Investors in Canada’s debt market are becoming more convinced that the next interest-rate move from the country’s central bank will be down, with bonds due in more than a decade now yielding less than cash.

An investor has to be willing to lend for around 14 years in order to get more than the 1.75 per cent rate that the Bank of Canada currently has as its overnight benchmark. While Canadian bonds due in 2033 on Thursday yielded around 1.79 percent, securities maturing in June 2029 offered a rate of just 1.67 per cent.

Local yields have fallen in recent weeks, spurred lower by weakening economic data, a more downbeat assessment from the Bank of Canada and a global rally in bonds. Wednesday’s dovish shift by the U.S. central bank and the market’s more downbeat view on prospect’s for Canada’s southern neighbor added momentum in sovereign bonds and also provide further support for the idea that policy makers in Ottawa will need to cut rates.

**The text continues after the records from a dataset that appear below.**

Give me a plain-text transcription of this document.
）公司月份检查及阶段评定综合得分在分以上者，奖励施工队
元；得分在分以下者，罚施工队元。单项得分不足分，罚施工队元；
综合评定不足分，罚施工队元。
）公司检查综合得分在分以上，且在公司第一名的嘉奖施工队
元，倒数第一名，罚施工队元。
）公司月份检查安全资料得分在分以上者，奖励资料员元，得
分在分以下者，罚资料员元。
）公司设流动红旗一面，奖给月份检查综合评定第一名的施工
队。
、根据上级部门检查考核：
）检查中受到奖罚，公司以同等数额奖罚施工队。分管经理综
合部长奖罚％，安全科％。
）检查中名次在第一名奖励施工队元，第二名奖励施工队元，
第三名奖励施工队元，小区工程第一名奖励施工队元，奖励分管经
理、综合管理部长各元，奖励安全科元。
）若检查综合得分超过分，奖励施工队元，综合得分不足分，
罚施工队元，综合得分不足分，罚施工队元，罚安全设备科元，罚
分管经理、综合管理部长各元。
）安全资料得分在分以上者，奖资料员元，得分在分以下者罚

“When I look at a bulk of the curve being below the overnight rate, it really says that the BOC will be reluctantly led to cutting rates,” said Ryan Goulding, a fixed-income manager at Vancouver-based Leith Wheeler Investment Counsel Ltd., which manages around $19 billion. But it may not happen until a “after a long, disappointing wait” for capital spending to pick up, he said.